I saw this movie with family in south America a few years ago and it was a fairly big hit, in Latin America it got good reviews and did well, but in the United States it pretty much never made it(which happens with a lot of foreign films). To me it was like Scarface with more substance. I'm into the genre of crime films, but find myself bored by the recycled plots. This movie is made in Colombia about a real Colombia drug kingpin and its excellent. Its available on Netflix, because obviously blockbuster wouldn't carry a movie like this, and its well worth it. It is not a high budget action movie like we're use to, its more of a crime drama set in the world of drugs that has a very authentic feel to it since its all filmed on located in Cali, Colombia.

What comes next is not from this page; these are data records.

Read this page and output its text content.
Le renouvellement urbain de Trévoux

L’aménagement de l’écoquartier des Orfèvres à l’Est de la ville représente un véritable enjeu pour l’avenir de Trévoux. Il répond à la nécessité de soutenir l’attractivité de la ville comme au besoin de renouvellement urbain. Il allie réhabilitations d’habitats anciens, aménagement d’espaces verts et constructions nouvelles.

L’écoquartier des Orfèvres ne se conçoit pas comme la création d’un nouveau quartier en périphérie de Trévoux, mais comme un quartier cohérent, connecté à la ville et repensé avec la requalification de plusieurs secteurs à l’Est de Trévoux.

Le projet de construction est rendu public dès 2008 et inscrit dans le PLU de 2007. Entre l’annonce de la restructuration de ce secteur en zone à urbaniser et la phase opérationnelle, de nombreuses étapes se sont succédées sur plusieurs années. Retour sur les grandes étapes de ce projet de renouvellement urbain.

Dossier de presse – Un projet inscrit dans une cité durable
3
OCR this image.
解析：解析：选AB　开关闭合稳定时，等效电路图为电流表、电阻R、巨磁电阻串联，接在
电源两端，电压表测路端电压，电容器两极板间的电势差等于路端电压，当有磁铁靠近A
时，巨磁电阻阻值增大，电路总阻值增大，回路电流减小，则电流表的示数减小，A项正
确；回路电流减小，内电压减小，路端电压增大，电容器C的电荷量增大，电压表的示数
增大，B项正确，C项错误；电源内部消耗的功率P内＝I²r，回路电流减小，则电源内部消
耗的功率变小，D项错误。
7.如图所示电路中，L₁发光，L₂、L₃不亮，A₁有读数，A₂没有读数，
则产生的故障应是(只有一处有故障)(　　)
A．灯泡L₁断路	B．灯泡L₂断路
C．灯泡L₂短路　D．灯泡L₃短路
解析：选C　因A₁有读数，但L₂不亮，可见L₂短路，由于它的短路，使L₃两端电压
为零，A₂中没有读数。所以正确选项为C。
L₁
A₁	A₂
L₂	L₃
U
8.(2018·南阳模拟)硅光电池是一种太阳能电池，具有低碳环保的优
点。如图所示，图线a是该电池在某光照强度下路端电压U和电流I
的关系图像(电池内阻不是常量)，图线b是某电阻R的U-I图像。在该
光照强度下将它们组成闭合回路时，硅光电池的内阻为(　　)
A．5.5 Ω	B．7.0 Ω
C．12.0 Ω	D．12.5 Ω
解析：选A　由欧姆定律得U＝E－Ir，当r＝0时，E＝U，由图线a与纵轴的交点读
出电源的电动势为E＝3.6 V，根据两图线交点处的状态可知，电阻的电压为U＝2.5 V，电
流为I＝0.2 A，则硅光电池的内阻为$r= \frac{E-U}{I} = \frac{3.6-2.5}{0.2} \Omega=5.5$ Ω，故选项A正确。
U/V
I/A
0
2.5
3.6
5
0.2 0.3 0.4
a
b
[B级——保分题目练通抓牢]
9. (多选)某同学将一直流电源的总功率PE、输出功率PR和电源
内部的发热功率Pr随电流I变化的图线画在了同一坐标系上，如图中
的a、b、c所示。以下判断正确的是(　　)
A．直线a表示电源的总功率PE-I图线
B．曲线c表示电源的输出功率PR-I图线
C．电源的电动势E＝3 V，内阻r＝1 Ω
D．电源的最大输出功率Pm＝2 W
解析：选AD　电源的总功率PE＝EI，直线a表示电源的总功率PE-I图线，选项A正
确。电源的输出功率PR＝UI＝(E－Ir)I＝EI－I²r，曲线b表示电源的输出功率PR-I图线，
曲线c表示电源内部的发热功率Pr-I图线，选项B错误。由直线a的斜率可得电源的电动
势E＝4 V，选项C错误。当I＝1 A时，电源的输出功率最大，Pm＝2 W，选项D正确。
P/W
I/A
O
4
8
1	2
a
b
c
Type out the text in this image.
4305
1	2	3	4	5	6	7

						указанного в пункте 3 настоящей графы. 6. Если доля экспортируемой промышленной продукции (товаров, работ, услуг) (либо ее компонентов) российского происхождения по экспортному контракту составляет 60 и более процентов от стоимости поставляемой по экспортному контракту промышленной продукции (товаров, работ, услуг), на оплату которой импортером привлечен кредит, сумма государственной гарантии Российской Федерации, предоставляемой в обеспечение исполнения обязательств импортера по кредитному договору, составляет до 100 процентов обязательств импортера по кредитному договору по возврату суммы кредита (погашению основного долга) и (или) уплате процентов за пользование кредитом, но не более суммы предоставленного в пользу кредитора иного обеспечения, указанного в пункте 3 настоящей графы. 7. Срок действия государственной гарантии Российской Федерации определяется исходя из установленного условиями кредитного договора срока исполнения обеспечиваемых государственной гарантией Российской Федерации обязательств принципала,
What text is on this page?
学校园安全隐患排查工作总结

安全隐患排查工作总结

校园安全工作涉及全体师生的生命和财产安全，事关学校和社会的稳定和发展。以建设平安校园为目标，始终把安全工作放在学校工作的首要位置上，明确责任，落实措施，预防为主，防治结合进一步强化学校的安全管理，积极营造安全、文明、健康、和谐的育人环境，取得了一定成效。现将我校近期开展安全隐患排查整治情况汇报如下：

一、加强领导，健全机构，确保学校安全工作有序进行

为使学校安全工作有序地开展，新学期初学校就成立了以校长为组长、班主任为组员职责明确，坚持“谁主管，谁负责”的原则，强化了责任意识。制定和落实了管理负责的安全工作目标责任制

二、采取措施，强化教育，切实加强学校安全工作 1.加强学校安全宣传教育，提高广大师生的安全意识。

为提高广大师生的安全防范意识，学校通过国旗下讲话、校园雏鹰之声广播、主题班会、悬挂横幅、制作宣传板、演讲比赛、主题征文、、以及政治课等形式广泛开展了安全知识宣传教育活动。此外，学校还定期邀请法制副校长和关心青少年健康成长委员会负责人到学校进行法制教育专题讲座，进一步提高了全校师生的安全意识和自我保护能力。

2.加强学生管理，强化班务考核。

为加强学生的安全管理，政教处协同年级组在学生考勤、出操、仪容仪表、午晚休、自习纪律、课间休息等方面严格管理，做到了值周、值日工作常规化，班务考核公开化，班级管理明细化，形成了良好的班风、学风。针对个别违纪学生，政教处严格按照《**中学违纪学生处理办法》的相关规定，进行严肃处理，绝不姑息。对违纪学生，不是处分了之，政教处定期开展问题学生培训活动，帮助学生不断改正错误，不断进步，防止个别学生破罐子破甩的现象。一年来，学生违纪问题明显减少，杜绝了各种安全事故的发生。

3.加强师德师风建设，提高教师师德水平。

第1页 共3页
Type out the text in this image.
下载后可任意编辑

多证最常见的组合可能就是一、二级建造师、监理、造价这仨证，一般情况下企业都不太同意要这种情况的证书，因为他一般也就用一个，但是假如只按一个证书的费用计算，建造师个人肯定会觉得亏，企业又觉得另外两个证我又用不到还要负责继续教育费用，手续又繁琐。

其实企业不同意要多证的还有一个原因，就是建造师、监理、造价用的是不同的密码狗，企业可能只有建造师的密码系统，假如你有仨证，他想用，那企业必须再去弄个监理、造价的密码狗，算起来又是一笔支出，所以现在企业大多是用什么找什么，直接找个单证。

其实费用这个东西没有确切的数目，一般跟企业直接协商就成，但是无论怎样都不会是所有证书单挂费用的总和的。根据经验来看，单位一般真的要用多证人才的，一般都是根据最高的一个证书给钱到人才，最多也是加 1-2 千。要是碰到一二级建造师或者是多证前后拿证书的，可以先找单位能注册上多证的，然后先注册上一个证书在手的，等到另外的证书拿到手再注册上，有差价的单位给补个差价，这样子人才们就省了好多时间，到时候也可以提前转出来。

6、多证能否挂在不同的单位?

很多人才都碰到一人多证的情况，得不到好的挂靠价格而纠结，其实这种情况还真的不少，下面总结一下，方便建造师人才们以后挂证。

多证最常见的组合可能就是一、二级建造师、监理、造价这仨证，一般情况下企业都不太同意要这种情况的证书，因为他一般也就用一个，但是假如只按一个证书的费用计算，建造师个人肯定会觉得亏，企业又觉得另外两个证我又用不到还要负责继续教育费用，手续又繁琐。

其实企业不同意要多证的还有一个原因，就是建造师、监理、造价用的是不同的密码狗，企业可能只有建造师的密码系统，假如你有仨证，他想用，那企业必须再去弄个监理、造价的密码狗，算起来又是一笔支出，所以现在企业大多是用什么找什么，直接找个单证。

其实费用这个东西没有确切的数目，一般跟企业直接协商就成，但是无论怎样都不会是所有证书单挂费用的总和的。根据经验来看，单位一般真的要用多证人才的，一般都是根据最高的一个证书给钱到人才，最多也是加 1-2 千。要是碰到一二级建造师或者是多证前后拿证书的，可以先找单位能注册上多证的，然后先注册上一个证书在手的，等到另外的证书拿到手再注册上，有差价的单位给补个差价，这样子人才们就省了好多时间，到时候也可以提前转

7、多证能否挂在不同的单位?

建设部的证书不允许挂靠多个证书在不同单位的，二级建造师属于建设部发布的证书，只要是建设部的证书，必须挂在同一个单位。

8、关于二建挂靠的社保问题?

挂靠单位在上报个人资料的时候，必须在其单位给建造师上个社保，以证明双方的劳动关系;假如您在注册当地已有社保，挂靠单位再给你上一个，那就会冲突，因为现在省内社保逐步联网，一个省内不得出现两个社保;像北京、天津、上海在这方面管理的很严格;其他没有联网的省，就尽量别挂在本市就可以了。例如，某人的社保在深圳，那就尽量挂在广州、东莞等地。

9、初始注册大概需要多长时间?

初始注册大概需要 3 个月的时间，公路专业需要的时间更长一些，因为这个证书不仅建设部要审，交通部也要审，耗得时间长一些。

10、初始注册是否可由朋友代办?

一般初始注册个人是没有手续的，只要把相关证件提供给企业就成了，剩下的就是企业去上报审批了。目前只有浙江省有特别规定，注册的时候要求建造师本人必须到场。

*** This review may contain spoilers ***
The distinction of "El Rey" is in the details of telling the story
realistically. The actual plot is a standard one for gangster movies,
although Rey is not a gangster but a businessman. In gangster movies,
what happens typically is that a man rises to head a big enterprise,
has a period of high success and high living, but then falls to a bad
end because of personal weaknesses that tie into rivals, women, drugs,
Solarzano is the king, and we see a faithful account of the period and place in Colombia when cocaine became a product in demand in America and other countries. Solarzano is a businessman who sees an opportunity and seizes it. He is able to find police who will look the other way. He is able to get the raw material through an associate, Marlon Moreno. Moreno used to be the lover of the woman that Solarzano marries, Christina Umana, and that rivalry never dies out. It burns brighter when Solarzano takes a mistress, Vanessa Simon, and neglects Moreno while she takes to cocaine.
Solarzano uses a peace corps worker (Olivier Pages) to distribute the refined product in North America. Further rivalry ensues when he attempts to cut out the middleman and find buyers himself in Mexico. Moreno also is separately competing and using Pages himself for some product. As in "Scarface" (1983), the use of drugs, the large amounts of money being made, sex appetites and success undermine the head man. Business problems arise due to bad judgments and bad management.
There are no concocted chases or violence in this movie. What there is of violence comes naturally. It's something that Solarzano finds necessary because the business is illegal. His passions are what help him build the business, and they also contribute to his fall. At first he doesn't use drugs, but he goes off eventually on cocaine and that is the main thing that brings him down.
It's very good to see such a movie coming out of Colombia, to see film making of this caliber going on there. This was evidently a difficult project. The film has a lot of energy and movement, while showing the human side of the cocaine business at its inception and before really violent people got into it and cartels formed.
The movie tells about the drug smuggling Pioneer "Pedro Rey". He was
the person who preceded Pablo Escobar as Colombia's main cocaine dealer
in the early 1970's. The movie is produced and filmed in Cali
The movie mainly tells how Pedro Rey became the most famous cocaine dealer in Colombia and how he made it possible to handle in overseas drugs dealing.
The film exposes how the drug money can corrupt politicians, police forces and his own family. The movie was well acted and the characters very real.
Personally I found it a great movie, because it had a great truth level.